Par Madani Charaf
Indira Baboke, médecin camerounaise actuellement en formation aux Émirats arabes unis, a été victime d’une agression verbale à Dubaï de la part d’un groupe de ressortissants camerounais.
Selon les informations recueillies à bonne source, ses agresseurs lui reprochaient des accusations diffusées depuis plusieurs mois sur les médias sociaux, selon lesquelles elle détiendrait des permis miniers et participerait au pillage de l’or camerounais.

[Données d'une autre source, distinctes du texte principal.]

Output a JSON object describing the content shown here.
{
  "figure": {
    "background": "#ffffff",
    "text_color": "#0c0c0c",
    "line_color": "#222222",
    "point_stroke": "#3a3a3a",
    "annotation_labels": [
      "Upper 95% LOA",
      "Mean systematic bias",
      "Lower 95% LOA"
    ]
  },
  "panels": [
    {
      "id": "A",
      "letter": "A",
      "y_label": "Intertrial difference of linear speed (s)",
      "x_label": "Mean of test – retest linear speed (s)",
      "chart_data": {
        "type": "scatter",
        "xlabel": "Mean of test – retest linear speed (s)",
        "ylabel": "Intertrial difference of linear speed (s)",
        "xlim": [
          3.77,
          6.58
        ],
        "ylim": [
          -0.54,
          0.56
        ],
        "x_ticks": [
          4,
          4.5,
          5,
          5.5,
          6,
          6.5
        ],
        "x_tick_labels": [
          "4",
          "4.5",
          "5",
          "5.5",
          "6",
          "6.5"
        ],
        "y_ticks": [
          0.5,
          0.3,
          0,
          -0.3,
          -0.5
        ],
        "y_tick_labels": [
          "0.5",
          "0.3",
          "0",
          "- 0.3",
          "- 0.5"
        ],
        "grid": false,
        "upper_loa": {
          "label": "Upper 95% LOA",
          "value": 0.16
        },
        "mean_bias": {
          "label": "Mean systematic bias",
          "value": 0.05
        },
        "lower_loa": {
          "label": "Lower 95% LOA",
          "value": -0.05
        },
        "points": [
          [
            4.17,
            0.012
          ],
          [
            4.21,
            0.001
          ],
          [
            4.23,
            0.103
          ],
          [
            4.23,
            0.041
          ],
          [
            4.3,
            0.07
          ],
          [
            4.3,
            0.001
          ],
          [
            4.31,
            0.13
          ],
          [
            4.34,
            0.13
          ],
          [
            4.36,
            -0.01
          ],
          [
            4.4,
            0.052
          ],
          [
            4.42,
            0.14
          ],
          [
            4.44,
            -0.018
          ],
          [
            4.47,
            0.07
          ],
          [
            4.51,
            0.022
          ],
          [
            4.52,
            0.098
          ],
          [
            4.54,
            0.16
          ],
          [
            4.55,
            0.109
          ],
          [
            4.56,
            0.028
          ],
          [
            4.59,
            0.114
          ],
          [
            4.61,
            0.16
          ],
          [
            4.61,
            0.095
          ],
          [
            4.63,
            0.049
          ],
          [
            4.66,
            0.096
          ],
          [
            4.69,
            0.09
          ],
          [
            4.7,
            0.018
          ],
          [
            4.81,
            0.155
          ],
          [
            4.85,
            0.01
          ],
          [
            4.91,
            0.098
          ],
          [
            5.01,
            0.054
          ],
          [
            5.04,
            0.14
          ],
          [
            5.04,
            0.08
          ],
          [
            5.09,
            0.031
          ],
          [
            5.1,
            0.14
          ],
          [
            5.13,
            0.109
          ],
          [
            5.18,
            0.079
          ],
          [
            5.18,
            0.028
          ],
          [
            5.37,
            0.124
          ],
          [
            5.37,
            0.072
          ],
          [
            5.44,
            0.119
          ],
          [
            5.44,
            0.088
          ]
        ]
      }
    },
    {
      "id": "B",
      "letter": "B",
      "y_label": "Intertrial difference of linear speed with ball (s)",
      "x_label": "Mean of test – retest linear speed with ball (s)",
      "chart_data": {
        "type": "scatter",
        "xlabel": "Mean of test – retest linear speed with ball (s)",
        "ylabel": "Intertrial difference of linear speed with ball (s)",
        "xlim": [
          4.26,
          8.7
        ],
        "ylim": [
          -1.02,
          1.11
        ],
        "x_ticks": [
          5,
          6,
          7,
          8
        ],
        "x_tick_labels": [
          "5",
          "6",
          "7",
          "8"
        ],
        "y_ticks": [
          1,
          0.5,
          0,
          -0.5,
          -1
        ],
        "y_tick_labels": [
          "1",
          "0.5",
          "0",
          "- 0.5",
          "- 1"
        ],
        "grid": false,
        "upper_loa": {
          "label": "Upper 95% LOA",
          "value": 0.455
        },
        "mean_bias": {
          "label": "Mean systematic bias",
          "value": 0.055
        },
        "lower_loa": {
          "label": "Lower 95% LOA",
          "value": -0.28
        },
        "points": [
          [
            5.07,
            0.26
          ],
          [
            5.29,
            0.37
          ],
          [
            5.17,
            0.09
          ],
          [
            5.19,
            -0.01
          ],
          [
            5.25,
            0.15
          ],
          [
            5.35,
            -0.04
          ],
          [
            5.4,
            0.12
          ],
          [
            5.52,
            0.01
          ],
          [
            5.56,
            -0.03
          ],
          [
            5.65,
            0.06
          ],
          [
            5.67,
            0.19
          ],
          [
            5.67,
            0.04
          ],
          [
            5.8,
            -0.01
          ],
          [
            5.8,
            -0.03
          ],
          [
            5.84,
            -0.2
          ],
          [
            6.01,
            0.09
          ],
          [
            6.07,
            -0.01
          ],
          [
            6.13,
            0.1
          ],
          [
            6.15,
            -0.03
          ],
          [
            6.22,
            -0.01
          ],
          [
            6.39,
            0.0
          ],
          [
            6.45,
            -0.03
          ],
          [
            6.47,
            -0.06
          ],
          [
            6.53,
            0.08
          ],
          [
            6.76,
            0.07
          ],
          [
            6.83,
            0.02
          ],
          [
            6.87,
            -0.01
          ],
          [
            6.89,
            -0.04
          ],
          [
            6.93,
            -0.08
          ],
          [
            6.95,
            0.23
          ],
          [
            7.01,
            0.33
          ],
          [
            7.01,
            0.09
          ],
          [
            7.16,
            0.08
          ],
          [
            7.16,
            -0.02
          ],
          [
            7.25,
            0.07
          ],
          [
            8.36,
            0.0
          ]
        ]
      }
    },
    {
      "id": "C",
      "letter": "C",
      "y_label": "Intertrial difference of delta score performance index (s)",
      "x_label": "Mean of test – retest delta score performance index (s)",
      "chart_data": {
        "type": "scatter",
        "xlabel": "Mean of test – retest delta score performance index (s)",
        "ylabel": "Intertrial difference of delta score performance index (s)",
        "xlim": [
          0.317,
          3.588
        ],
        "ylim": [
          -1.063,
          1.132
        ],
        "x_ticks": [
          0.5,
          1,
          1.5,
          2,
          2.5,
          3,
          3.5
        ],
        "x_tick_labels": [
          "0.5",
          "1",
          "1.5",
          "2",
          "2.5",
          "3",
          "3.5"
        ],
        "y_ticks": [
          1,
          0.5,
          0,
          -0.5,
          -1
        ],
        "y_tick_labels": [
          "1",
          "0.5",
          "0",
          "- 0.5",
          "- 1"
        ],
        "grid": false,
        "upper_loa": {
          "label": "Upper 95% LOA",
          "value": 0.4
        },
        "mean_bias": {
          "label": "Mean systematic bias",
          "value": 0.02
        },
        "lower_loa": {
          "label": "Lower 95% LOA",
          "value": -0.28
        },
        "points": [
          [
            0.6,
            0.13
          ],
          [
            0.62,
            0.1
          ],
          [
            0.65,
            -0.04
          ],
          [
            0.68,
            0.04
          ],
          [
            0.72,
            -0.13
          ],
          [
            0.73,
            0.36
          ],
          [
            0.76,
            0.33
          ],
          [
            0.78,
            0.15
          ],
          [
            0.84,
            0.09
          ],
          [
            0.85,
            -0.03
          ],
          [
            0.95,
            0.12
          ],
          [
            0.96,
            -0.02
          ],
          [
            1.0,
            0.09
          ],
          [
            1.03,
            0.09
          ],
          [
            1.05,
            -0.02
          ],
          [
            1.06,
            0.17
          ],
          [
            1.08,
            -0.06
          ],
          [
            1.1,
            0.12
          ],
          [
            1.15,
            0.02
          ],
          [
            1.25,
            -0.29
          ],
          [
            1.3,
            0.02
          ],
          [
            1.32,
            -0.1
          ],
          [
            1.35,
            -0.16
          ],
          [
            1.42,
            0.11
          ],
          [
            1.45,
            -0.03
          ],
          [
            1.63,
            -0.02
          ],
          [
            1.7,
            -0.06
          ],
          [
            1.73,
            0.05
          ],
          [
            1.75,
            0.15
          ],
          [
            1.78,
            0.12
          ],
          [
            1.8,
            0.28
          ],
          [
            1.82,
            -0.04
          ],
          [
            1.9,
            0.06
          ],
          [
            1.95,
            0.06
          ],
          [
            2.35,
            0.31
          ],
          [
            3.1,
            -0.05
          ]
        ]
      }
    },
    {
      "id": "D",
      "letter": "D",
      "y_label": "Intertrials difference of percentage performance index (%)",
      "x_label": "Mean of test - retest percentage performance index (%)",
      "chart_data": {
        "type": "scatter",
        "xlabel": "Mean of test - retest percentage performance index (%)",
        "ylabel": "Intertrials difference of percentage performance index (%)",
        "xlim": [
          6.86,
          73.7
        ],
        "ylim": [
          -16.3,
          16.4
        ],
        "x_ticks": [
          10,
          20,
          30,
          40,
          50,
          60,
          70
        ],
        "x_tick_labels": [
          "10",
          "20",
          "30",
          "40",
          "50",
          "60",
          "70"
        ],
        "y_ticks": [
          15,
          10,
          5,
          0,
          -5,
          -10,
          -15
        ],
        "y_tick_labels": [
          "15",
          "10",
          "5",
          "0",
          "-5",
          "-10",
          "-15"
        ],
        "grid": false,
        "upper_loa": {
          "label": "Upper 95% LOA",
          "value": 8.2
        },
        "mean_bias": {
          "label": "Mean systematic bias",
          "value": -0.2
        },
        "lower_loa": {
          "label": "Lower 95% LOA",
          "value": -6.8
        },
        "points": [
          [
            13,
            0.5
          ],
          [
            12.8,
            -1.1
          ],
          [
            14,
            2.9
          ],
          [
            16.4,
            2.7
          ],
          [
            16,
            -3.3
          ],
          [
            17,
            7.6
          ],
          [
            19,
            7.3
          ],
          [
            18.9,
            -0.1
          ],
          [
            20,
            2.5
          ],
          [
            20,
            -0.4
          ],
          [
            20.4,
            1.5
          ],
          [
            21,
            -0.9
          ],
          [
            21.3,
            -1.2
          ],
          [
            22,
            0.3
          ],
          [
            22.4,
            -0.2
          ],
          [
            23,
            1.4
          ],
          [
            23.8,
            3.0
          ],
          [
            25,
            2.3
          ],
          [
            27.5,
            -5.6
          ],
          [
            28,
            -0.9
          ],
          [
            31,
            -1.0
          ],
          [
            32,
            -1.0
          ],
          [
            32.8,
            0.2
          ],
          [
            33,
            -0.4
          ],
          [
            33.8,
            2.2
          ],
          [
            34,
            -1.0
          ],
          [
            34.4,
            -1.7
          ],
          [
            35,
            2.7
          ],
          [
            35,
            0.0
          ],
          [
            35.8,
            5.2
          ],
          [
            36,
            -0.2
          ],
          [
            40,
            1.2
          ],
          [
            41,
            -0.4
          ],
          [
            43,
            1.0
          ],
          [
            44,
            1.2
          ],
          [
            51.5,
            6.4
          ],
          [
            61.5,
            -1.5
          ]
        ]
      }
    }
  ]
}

Les vérifications effectuées indiquent toutefois qu’aucun document officiel émanant du ministère des Mines, de l’Industrie et du Développement technologique, ni de la Société nationale des mines (SONAMINES), ne confirme ces allégations. Aucune décision administrative ni aucun registre public consulté ne fait apparaître le nom d’Indira Baboke comme bénéficiaire d’un permis minier.
Il convient de rappeler qu’Indira Baboke a soutenu, en juin 2025, une thèse de médecine à l’Hôpital général de Yaoundé portant sur les malformations vasculaires intracrâniennes, avant de poursuivre sa formation aux Émirats arabes unis.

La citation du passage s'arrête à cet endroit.